Spicy Chang/Nasi Kunyit/Sambal Hae Bee

The 5th day of the 5th Moon this year will be June 8th and of course, the 'Chang' festival. Yes, i just found it to be so and it is too late to make any 'chang' for my friends - sorry. In desperation, have to scratch this old brain as to what should done to keep up with tradition. Viola, found a bag of frozen 'nasi kunyit' and 'sambal hae bee' and this is the product of the find.

Posted are the recipes for 'Nasi kunyit' and 'Sambal Hae Bee/dried prawns'


Nasi Kunyit:

500g glutinous rice
1 1/2 tbsp turmeric powder
2 pieces dried tamarind skin (asam keping) or 1 tbsp lime juice
1 can 400 ml coconut cream
1 tsp salt
1 tsp white peppercorns
2 pandan leaves, knotted


Wash and soak glutinous rice in water. Add turmeric powder and dried tamarind skin or lime juice for several hours or preferably overnight.

Remove the cream from the can of coconut milk.

Put rice in a steaming tray and add thin coconut milk. Make steam holes in the rice , add peppercorns and pandan leaves.

Steam rice over high heat until nearly cooked for 20 minutes.

Combine salt with thick coconut milk.

Remove rice from steamer.
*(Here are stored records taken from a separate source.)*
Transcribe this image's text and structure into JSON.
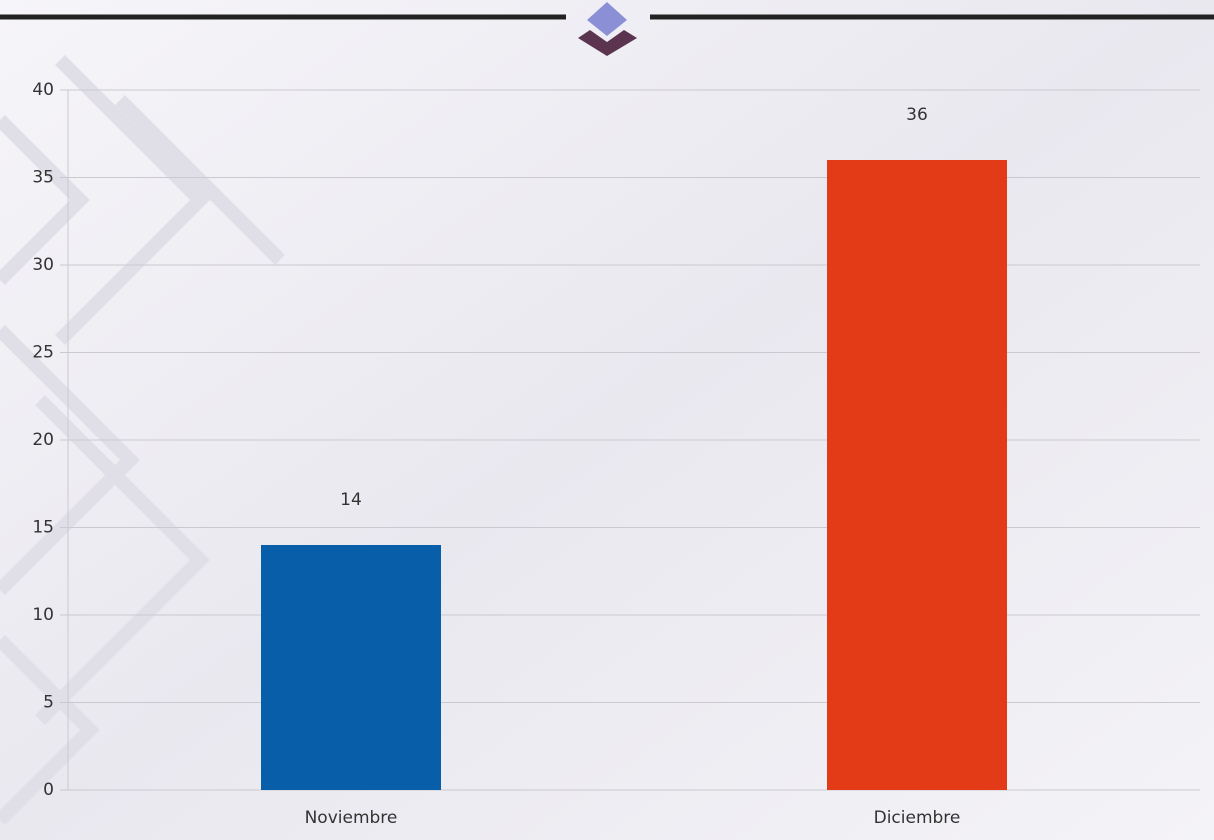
{
  "chart_data": {
    "type": "bar",
    "categories": [
      "Noviembre",
      "Diciembre"
    ],
    "values": [
      14,
      36
    ],
    "colors": [
      "#085ea8",
      "#e33a17"
    ],
    "ylim": [
      0,
      40
    ],
    "yticks": [
      0,
      5,
      10,
      15,
      20,
      25,
      30,
      35,
      40
    ],
    "grid": true
  }
}
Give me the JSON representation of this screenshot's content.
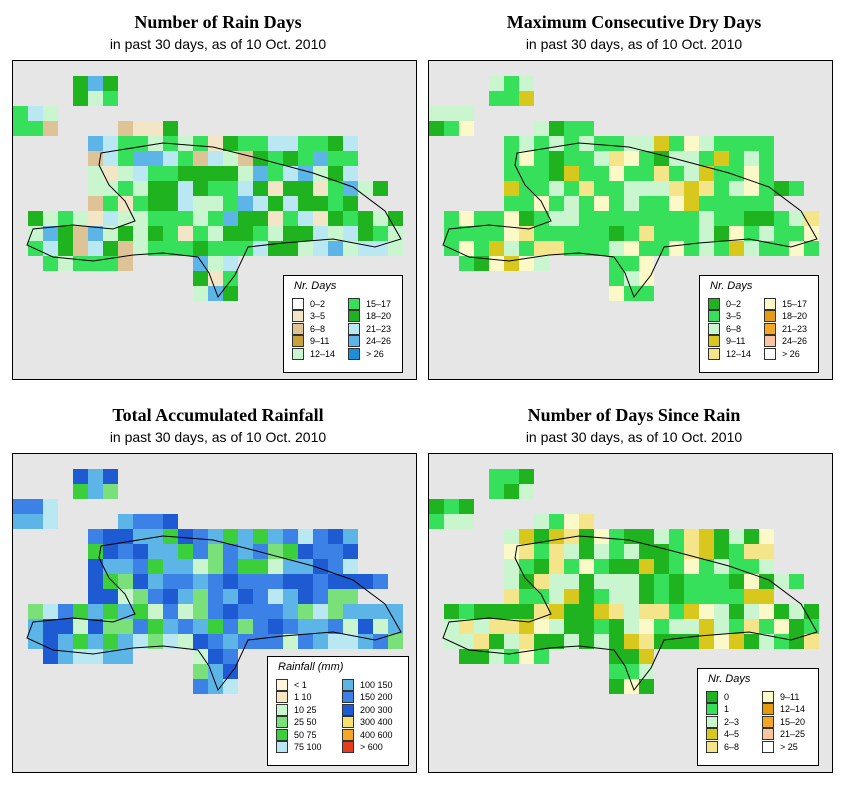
{
  "panels": [
    {
      "id": "rain_days",
      "title": "Number of Rain Days",
      "subtitle": "in past 30 days, as of  10 Oct. 2010",
      "legend": {
        "title": "Nr. Days",
        "items": [
          {
            "label": "0–2",
            "color": "#ffffff"
          },
          {
            "label": "3–5",
            "color": "#f3e6c6"
          },
          {
            "label": "6–8",
            "color": "#dec396"
          },
          {
            "label": "9–11",
            "color": "#c9a13c"
          },
          {
            "label": "12–14",
            "color": "#c9f5cf"
          },
          {
            "label": "15–17",
            "color": "#37e05a"
          },
          {
            "label": "18–20",
            "color": "#1fb31f"
          },
          {
            "label": "21–23",
            "color": "#b9e8f3"
          },
          {
            "label": "24–26",
            "color": "#5cb5e6"
          },
          {
            "label": "> 26",
            "color": "#1e8fd6"
          }
        ]
      }
    },
    {
      "id": "max_dry",
      "title": "Maximum Consecutive Dry Days",
      "subtitle": "in past 30 days, as of  10 Oct. 2010",
      "legend": {
        "title": "Nr. Days",
        "items": [
          {
            "label": "0–2",
            "color": "#1fb31f"
          },
          {
            "label": "3–5",
            "color": "#37e05a"
          },
          {
            "label": "6–8",
            "color": "#c9f5cf"
          },
          {
            "label": "9–11",
            "color": "#d8c81e"
          },
          {
            "label": "12–14",
            "color": "#f5e58a"
          },
          {
            "label": "15–17",
            "color": "#fcf9c8"
          },
          {
            "label": "18–20",
            "color": "#e69a10"
          },
          {
            "label": "21–23",
            "color": "#f5a623"
          },
          {
            "label": "24–26",
            "color": "#f7c6a0"
          },
          {
            "label": "> 26",
            "color": "#ffffff"
          }
        ]
      }
    },
    {
      "id": "total_rain",
      "title": "Total Accumulated Rainfall",
      "subtitle": "in past 30 days, as of  10 Oct. 2010",
      "legend": {
        "title": "Rainfall (mm)",
        "items": [
          {
            "label": "< 1",
            "color": "#fff5dc"
          },
          {
            "label": "1    10",
            "color": "#f6e6c3"
          },
          {
            "label": "10   25",
            "color": "#c9f5cf"
          },
          {
            "label": "25   50",
            "color": "#7ae07a"
          },
          {
            "label": "50   75",
            "color": "#3ccf3c"
          },
          {
            "label": "75  100",
            "color": "#b9e8f3"
          },
          {
            "label": "100  150",
            "color": "#5cb5e6"
          },
          {
            "label": "150  200",
            "color": "#3c82e6"
          },
          {
            "label": "200  300",
            "color": "#1e5ad2"
          },
          {
            "label": "300  400",
            "color": "#f5e070"
          },
          {
            "label": "400  600",
            "color": "#f5a623"
          },
          {
            "label": "> 600",
            "color": "#e63c1e"
          }
        ]
      }
    },
    {
      "id": "since_rain",
      "title": "Number of Days Since Rain",
      "subtitle": "in past 30 days, as of  10 Oct. 2010",
      "legend": {
        "title": "Nr. Days",
        "items": [
          {
            "label": "0",
            "color": "#1fb31f"
          },
          {
            "label": "1",
            "color": "#37e05a"
          },
          {
            "label": "2–3",
            "color": "#c9f5cf"
          },
          {
            "label": "4–5",
            "color": "#d8c81e"
          },
          {
            "label": "6–8",
            "color": "#f5e58a"
          },
          {
            "label": "9–11",
            "color": "#fcf9c8"
          },
          {
            "label": "12–14",
            "color": "#e69a10"
          },
          {
            "label": "15–20",
            "color": "#f5a623"
          },
          {
            "label": "21–25",
            "color": "#f7c6a0"
          },
          {
            "label": "> 25",
            "color": "#ffffff"
          }
        ]
      }
    }
  ]
}
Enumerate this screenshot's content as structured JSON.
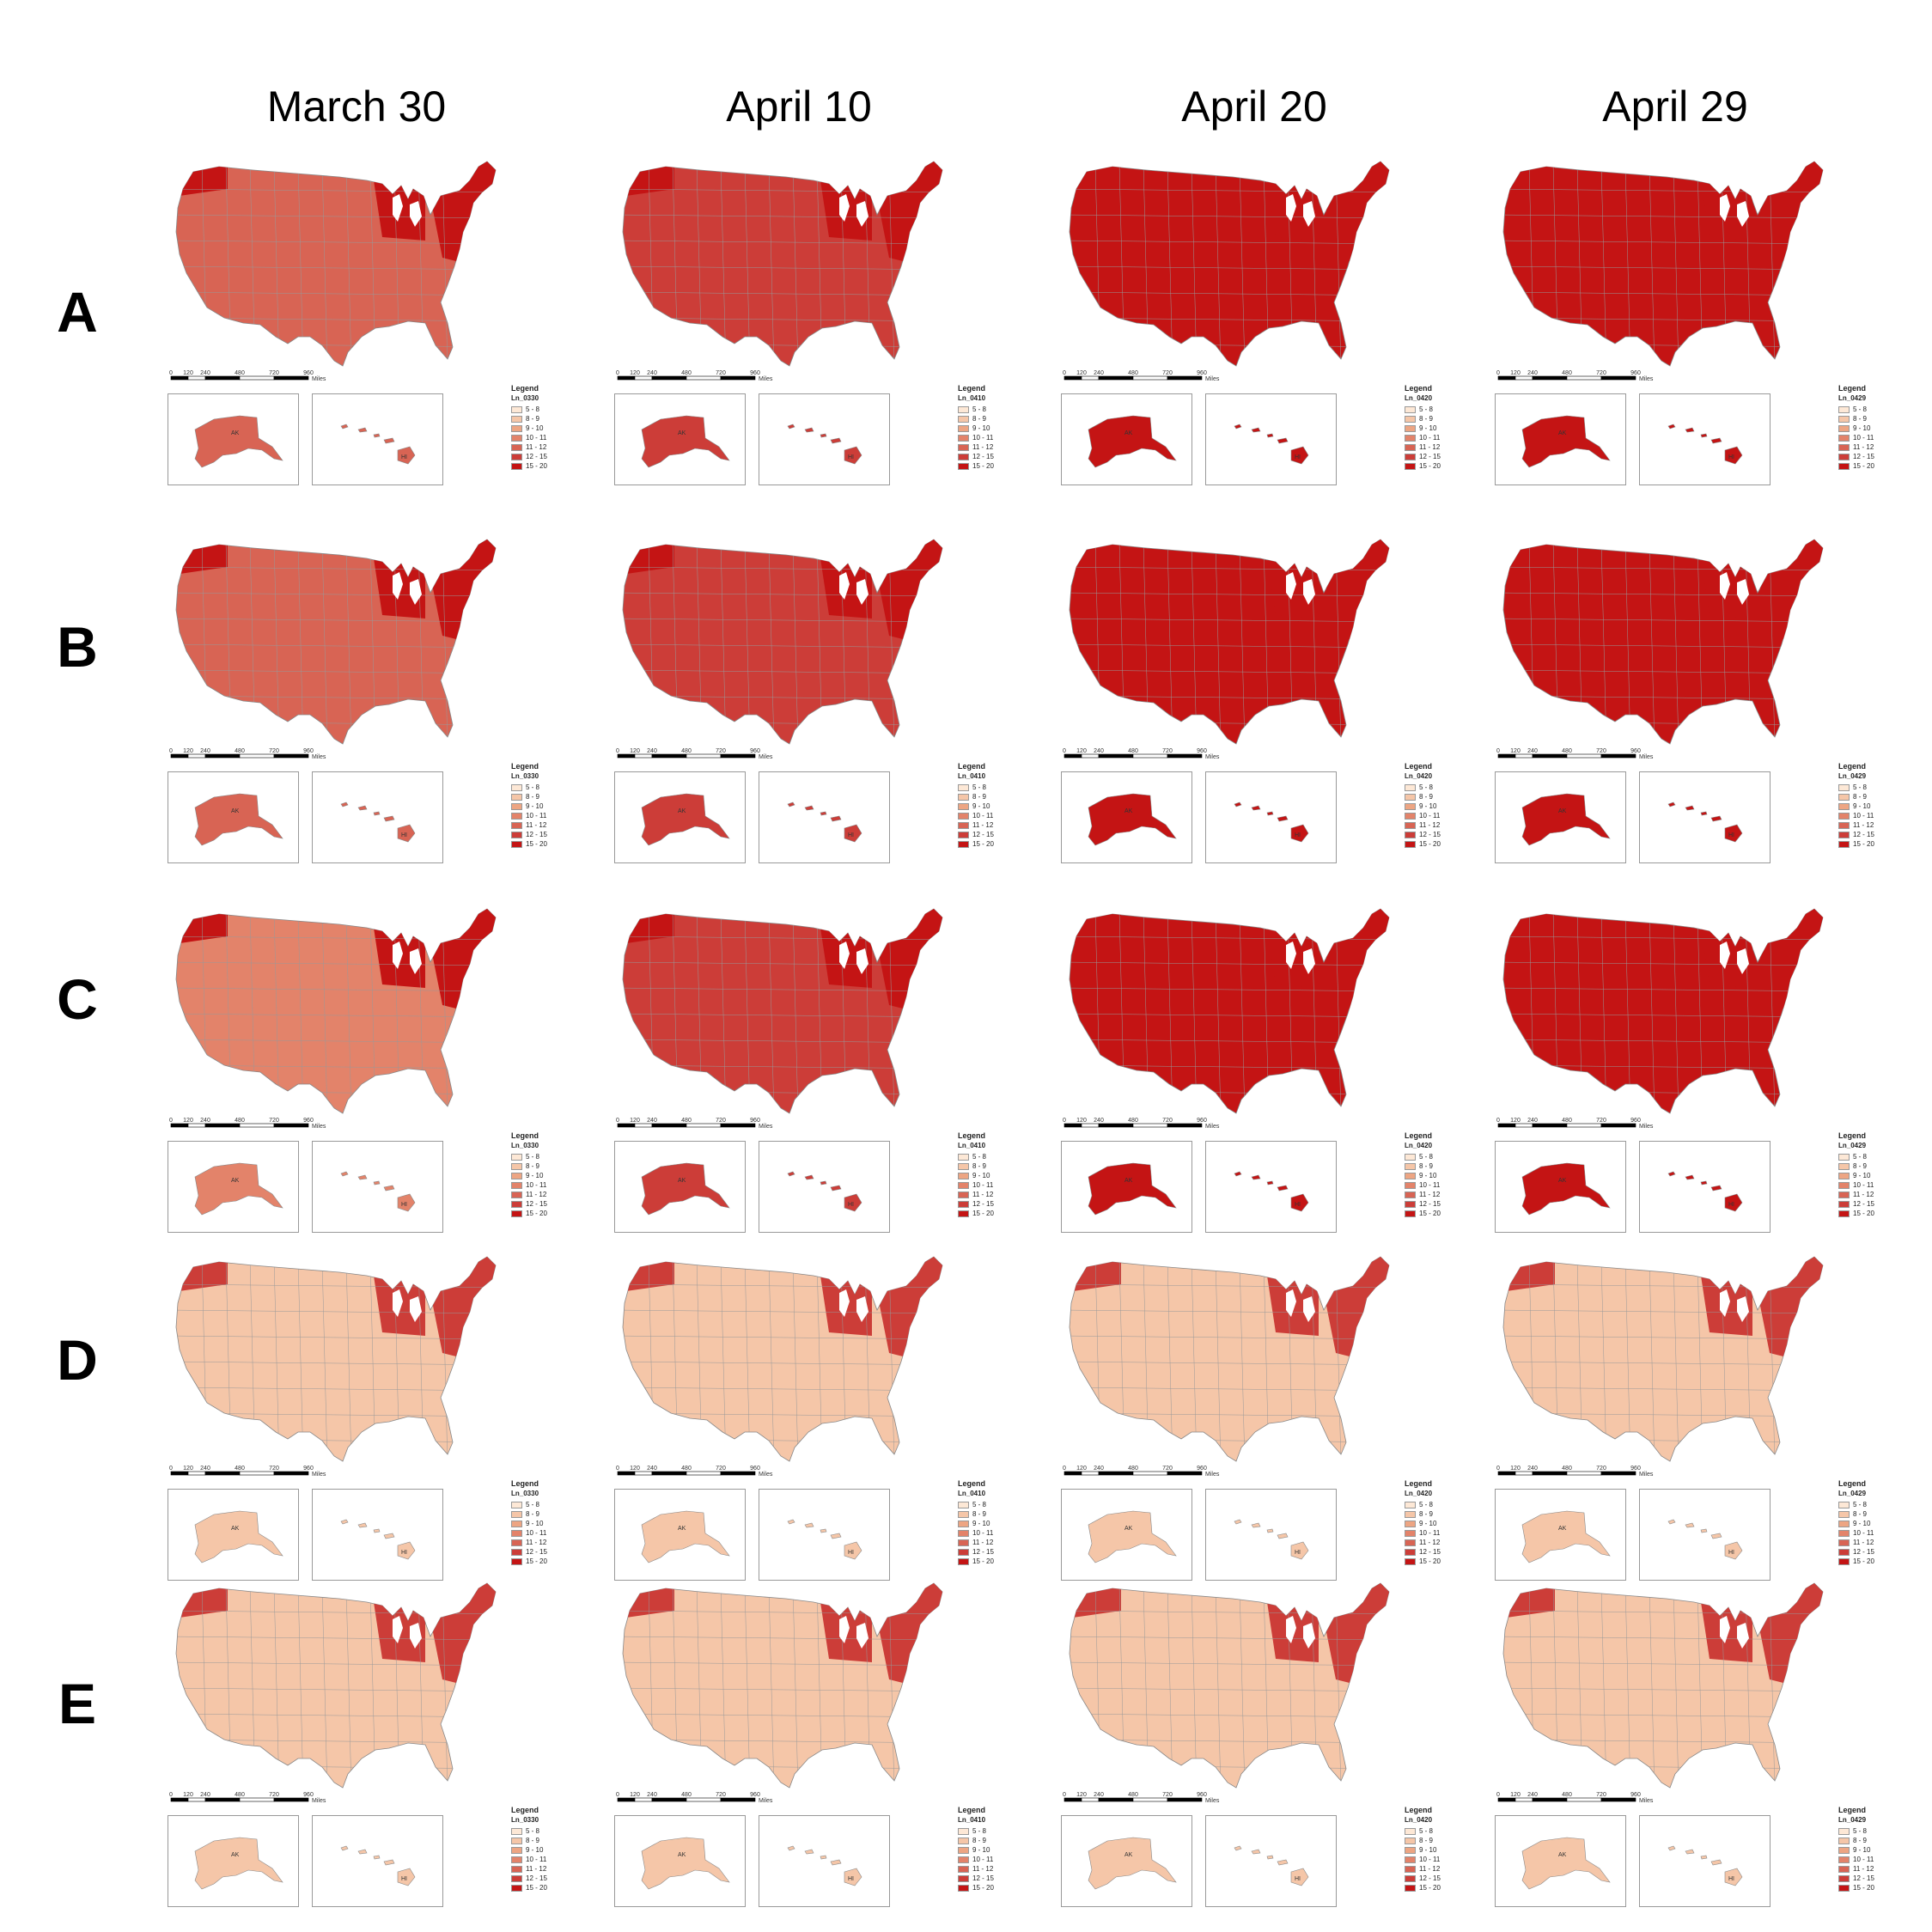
{
  "columns": [
    "March 30",
    "April 10",
    "April 20",
    "April 29"
  ],
  "rows": [
    "A",
    "B",
    "C",
    "D",
    "E"
  ],
  "legend": {
    "title": "Legend",
    "fields": [
      "Ln_0330",
      "Ln_0410",
      "Ln_0420",
      "Ln_0429"
    ],
    "classes": [
      "5 - 8",
      "8 - 9",
      "9 - 10",
      "10 - 11",
      "11 - 12",
      "12 - 15",
      "15 - 20"
    ],
    "colors": [
      "#fde8d6",
      "#f5c6a8",
      "#eda583",
      "#e3836a",
      "#d86454",
      "#cc3d38",
      "#c41414"
    ]
  },
  "scalebar": {
    "ticks": [
      "0",
      "120",
      "240",
      "480",
      "720",
      "960"
    ],
    "unit": "Miles"
  },
  "insets": {
    "alaska": "AK",
    "hawaii": "HI"
  },
  "panel_shades": {
    "A": [
      4,
      5,
      6,
      6
    ],
    "B": [
      4,
      5,
      6,
      6
    ],
    "C": [
      3,
      5,
      6,
      6
    ],
    "D": [
      1,
      1,
      1,
      1
    ],
    "E": [
      1,
      1,
      1,
      1
    ]
  },
  "hotspot_shades": {
    "A": [
      6,
      6,
      6,
      6
    ],
    "B": [
      6,
      6,
      6,
      6
    ],
    "C": [
      6,
      6,
      6,
      6
    ],
    "D": [
      5,
      5,
      5,
      5
    ],
    "E": [
      5,
      5,
      5,
      5
    ]
  }
}
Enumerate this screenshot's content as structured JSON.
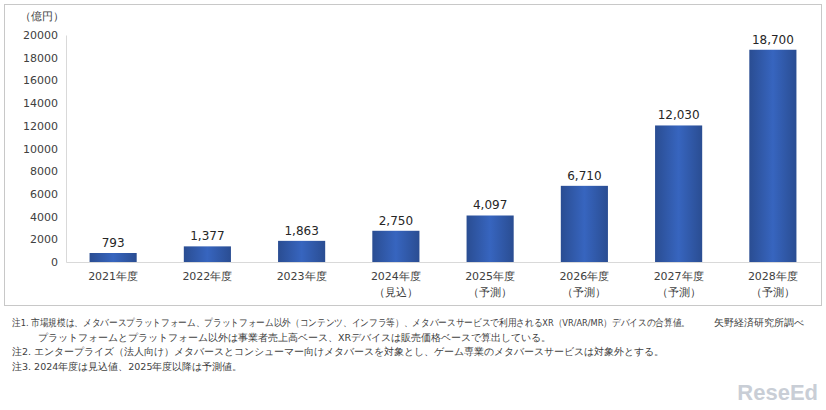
{
  "chart_data": {
    "type": "bar",
    "y_label": "（億円）",
    "categories": [
      "2021年度",
      "2022年度",
      "2023年度",
      "2024年度\n（見込）",
      "2025年度\n（予測）",
      "2026年度\n（予測）",
      "2027年度\n（予測）",
      "2028年度\n（予測）"
    ],
    "values": [
      793,
      1377,
      1863,
      2750,
      4097,
      6710,
      12030,
      18700
    ],
    "value_labels": [
      "793",
      "1,377",
      "1,863",
      "2,750",
      "4,097",
      "6,710",
      "12,030",
      "18,700"
    ],
    "color": "#2f56a3",
    "ylim": [
      0,
      20000
    ],
    "yticks": [
      0,
      2000,
      4000,
      6000,
      8000,
      10000,
      12000,
      14000,
      16000,
      18000,
      20000
    ],
    "grid": false,
    "data_labels": true,
    "source": "矢野経済研究所調べ",
    "notes": [
      [
        "注1. 市場規模は、メタバースプラットフォーム、プラットフォーム以外（コンテンツ、インフラ等）、メタバースサービスで利用されるXR（VR/AR/MR）デバイスの合算値。",
        "プラットフォームとプラットフォーム以外は事業者売上高ベース、XRデバイスは販売価格ベースで算出している。"
      ],
      [
        "注2. エンタープライズ（法人向け）メタバースとコンシューマー向けメタバースを対象とし、ゲーム専業のメタバースサービスは対象外とする。"
      ],
      [
        "注3. 2024年度は見込値、2025年度以降は予測値。"
      ]
    ],
    "watermark": "ReseEd"
  }
}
Stir in thick coconut milk and continue to steam for another 8 to 10 minutes.

Sambal Hae Bee/Dried Prawns

250g dried prawns, soaked and pounded finely
2 tbsp tamarind pulp combined with 100ml water (squeeze, then strain the tamarind juice)

Oil for frying

Spice ingredients – to be blended

3 stalks lemongrass(grate the white parts with a microplane)
4 candlenuts (buah keras)
1 inch piece fresh turmeric (ground/powdered turmeric can be used)
1 inch square piece belacan /shrimp paste 8 fresh red chillies
10 dried chillies, soaked and seeded
10 pips garlic
1 cup shallots


Sugar and salt to taste


Heat a little oil in a large microwaveable bowl for 1 minute, add blended spice ingredients and microwave on high until fragrant(3 minutes at the time, stir)

When the spices are fragrant, add dried prawns and continue to microwave for another 2 minutes.
Mix in tamarind juice and microwave until dried prawns are almost dry. (Keep stirring to distribute the heat as the microwave will cook the outer ring of bowl more).

Adjust seasoning to taste.

Leave to cool completely.

To wrap dumplings:

Soak bamboo leaves in cold water.
Cook bamboo leaves in hot boiling water for 10 minutes.
Cool, then wipe dry.
Take 1 broad or two leaves and fold from the centre to form a cone.
Take a fistful of nasi kunyit and line the sides.
Put 2 - 3 tbsp of sambal hae bee over rice and cover neatly with more nasi kunyit.
Fold bamboo leaf over.
Tie tightly with string .
Tie dumplings in groups of ten and steam for 1/2 hour.